We also need to create a GKE cluster and deploy a tensorflow-app service there, that would expose expose 8500 and 8501 ports (both for http and grpc requests) under a load balancer.

python experiment.py

would create a kubernetes.yaml file with default serving parameters.

For load testing we use a locust framework. We've implemented a RegressionUser inheriting from locust.HttpUser and configured locust to work in a distributed mode.

Now we need to create two GKE clusters . We're doing this to emulate cross-cluster network latency as well as being able to experiment with different hardware for TensorFlow. All our deployment are deployed with Cloud Build, and you can use a bash script to run e2e infrastructure creation.

export TENSORFLOW_MACHINE_TYPE=e2-highcpu-8
export LOCUST_MACHINE_TYPE=e2-highcpu-32
export CLUSTER_ZONE=<GCP_ZONE>
export GCP_PROJECT=<YOUR_PROJECT>
./create-cluster.sh

Running a load test

After a cluster has been created, you need to forward a port to localhost:

gcloud container clusters get-credentials ${LOCUST_CLUSTER_NAME} --zone ${CLUSTER_ZONE}  --project=${GCP_PROJECT}
export LOCUST_CONTEXT="gke_${GCP_PROJECT}_${CLUSTER_ZONE}_loadtest-locust-${LOCUST_MACHINE_TYPE}"
kubectl config use-context ${LOCUST_CONTEXT}
kubectl port-forward svc/locust-master 8089:8089

Now you can access the locust UI at localhost:8089 and initiate a load test of your model. We've observed the following results for the example model - 8ms @p50 and 11 @p99 at 300 queries per second, and 13ms @p50 and 47ms @p99 at 3900 queries per second.

Experimenting with addition serving parameters

Try to use a different hardware for Tensorflow Serving - e.g., recreate a GKE cluster using n2-highcpu-8 machines. We've observed a significant increase in tail latency and throughput we could handle (with the same amount of nodes). 3ms @p50 and 5ms @p99 at 300 queries per second, and 15ms @p50 and 46ms @p90 at 15000 queries per second.

Another way to experiment with is to try out different batching parameters (you might look at the batching tuning guide) as well as other TensorFlow Serving parameters defined here.

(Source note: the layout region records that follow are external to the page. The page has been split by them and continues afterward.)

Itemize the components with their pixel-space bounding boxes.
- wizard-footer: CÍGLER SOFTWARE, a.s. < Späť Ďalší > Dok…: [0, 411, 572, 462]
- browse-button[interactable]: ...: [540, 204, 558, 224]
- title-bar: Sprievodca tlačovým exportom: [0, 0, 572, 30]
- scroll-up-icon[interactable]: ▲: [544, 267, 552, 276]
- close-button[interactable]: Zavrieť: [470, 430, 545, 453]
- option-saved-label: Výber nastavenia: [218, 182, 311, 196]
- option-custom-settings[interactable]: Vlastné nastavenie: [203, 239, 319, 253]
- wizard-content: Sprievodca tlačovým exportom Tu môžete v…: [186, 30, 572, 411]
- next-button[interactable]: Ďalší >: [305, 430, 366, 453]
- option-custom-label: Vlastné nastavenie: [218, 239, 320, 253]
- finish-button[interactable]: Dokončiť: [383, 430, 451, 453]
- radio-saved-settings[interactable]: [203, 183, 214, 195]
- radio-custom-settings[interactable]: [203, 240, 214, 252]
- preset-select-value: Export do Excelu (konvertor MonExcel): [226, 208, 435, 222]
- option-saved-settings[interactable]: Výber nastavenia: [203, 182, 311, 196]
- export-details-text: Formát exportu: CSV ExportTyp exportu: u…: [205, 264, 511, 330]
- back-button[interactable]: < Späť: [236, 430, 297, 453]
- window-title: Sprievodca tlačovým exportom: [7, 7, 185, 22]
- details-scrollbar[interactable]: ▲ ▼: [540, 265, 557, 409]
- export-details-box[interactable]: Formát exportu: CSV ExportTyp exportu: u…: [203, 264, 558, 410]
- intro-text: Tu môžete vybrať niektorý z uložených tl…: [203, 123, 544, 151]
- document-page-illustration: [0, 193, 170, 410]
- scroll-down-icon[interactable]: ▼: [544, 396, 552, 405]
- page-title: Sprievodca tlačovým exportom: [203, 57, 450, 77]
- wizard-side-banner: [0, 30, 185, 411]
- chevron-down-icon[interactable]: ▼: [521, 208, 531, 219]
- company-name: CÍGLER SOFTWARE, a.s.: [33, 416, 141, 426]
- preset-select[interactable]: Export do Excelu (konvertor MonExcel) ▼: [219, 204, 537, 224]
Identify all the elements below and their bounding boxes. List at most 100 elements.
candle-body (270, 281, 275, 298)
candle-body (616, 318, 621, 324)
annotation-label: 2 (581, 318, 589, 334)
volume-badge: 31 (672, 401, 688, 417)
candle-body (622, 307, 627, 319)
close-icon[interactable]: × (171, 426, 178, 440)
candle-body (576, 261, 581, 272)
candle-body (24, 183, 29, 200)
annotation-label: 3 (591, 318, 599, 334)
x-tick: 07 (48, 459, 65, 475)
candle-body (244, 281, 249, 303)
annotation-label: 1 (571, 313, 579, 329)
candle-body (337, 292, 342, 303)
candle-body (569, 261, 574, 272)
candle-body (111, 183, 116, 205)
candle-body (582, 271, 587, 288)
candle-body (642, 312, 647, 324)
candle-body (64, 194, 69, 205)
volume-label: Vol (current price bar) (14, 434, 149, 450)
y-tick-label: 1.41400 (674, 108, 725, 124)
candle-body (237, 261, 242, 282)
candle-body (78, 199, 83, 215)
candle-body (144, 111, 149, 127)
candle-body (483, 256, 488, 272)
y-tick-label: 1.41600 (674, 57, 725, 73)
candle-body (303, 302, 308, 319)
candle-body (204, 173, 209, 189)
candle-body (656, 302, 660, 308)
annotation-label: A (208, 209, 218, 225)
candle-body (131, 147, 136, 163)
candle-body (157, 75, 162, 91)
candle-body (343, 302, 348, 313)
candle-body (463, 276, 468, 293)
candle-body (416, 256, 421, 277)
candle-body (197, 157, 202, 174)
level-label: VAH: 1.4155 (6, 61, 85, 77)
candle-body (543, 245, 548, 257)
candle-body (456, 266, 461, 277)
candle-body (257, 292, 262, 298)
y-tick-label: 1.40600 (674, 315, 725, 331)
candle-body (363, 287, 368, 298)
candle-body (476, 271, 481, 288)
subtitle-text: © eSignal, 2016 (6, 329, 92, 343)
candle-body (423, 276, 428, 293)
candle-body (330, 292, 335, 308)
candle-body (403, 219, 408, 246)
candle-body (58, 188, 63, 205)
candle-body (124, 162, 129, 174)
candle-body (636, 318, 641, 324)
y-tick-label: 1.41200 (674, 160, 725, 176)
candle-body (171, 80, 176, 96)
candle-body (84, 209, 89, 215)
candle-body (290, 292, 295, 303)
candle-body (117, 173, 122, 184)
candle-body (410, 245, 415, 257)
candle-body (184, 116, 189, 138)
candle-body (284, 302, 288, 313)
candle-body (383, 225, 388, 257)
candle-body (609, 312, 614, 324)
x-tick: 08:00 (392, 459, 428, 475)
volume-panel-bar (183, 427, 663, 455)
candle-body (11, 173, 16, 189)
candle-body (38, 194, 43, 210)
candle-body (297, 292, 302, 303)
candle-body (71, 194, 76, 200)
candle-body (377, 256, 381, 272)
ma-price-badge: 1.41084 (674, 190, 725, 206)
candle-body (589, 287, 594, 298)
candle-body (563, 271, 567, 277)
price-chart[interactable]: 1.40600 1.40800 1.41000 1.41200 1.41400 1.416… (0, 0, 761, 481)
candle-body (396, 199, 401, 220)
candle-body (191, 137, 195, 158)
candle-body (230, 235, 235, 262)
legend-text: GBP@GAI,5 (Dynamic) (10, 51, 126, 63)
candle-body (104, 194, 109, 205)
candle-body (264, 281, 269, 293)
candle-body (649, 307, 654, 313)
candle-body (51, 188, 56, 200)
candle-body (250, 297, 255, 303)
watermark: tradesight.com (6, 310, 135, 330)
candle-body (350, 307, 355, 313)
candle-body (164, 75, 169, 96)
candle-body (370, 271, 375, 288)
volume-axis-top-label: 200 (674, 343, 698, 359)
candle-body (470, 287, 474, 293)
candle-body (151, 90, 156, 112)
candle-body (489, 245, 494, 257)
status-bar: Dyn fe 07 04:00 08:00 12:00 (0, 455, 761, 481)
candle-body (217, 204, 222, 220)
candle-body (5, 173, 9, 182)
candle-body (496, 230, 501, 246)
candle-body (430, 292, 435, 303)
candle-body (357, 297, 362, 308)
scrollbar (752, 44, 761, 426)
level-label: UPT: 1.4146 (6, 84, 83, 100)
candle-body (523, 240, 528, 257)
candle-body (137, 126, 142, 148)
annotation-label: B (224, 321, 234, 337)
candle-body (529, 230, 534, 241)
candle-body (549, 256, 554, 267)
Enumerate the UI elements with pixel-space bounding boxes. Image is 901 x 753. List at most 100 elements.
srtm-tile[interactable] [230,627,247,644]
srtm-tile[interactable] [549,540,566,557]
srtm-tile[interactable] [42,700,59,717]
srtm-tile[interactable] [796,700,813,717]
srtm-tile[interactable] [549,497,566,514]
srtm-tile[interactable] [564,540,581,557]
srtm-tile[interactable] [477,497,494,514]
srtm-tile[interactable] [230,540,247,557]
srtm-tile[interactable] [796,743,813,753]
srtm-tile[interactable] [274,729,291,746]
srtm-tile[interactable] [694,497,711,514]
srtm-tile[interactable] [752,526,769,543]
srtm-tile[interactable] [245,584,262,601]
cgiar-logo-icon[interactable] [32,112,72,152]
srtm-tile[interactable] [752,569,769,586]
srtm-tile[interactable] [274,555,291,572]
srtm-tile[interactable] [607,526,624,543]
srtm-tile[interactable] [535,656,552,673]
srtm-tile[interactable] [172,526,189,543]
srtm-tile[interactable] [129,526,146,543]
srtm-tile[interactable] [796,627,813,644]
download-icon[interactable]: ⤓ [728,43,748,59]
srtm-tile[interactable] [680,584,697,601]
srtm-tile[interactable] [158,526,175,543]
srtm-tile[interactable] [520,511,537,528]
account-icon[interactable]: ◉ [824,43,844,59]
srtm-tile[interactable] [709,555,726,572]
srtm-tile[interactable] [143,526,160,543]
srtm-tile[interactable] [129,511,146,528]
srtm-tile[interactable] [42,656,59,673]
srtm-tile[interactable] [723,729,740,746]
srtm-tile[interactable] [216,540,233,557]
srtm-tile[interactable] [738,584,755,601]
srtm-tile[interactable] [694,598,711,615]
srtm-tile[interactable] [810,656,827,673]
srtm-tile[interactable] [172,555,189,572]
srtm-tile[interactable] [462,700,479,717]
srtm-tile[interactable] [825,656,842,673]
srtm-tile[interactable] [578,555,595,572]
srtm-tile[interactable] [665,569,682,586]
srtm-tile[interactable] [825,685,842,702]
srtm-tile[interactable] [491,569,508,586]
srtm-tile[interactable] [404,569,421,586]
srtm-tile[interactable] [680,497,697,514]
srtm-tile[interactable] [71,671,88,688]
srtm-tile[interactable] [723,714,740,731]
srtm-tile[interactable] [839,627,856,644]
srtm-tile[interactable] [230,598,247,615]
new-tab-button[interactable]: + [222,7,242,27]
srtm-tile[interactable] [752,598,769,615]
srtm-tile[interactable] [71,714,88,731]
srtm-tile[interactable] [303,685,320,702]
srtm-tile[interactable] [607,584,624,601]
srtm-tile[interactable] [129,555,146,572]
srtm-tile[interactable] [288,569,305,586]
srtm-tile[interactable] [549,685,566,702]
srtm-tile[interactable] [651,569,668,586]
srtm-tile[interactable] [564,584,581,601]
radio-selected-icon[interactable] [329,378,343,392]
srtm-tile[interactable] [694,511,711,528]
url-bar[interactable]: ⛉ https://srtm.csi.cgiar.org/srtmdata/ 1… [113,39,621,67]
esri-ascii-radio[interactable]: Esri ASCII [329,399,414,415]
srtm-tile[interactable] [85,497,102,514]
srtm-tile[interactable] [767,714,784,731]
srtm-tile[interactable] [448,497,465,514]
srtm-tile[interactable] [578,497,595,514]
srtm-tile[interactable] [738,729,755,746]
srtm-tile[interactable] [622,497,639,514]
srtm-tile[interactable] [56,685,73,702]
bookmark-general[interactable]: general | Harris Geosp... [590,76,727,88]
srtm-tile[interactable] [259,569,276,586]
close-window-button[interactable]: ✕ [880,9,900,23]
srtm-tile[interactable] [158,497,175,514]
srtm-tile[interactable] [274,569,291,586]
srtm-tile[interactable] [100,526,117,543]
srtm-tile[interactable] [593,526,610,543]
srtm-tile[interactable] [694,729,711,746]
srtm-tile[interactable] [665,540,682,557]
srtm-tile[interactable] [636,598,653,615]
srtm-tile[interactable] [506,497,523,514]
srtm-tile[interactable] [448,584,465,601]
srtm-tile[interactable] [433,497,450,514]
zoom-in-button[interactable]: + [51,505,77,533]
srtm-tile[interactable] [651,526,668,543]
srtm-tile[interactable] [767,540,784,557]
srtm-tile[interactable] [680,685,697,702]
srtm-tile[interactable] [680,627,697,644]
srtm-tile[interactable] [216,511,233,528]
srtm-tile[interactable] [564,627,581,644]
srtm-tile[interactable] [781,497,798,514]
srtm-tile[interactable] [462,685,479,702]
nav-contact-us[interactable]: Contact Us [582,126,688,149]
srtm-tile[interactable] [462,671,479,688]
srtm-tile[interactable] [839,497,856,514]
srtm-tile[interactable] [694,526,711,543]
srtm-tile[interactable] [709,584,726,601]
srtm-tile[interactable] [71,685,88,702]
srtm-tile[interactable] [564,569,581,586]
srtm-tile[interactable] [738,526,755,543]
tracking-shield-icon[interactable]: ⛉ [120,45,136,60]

One of the possible configuration might be this one:

python experiment.py --enable_batching \
--batching_parameters_file=/benchmark/batching_parameters.txt  \
 --max_batch_size=8000 --batch_timeout_micros=4  --num_batch_threads=4  \
 --tensorflow_inter_op_parallelism=4 --tensorflow_intra_op_parallelism=4

In this case, your kubernetes.yaml would have the following lines:

spec:
  replicas: 3
  selector:
    matchLabels:
      app: tensorflow-app
  template:
    metadata:
      labels:
        app: tensorflow-app
    spec:
      containers:
      - name: tensorflow-app
        image: gcr.io/mogr-test-277422/tensorflow-app:latest
        env:
        - name: MODEL_NAME
          value: regression
        ports:
        - containerPort: 8500
        - containerPort: 8501
        args: ["--model_config_file=/benchmark/models.config", "--tensorflow_intra_op_parallelism=4",
               "--tensorflow_inter_op_parallelism=4",
               "--batching_parameters_file=/benchmark/batching_parameters.txt", "--enable_batching"]

And the batching_parameters.txt would look like this:

max_batch_size { value: 8000 }
batch_timeout_micros { value: 4 }
max_enqueued_batches { value: 100 }
num_batch_threads { value: 4 }

With this configuration, we would achieve much better performance (both higher throughput and lower latency).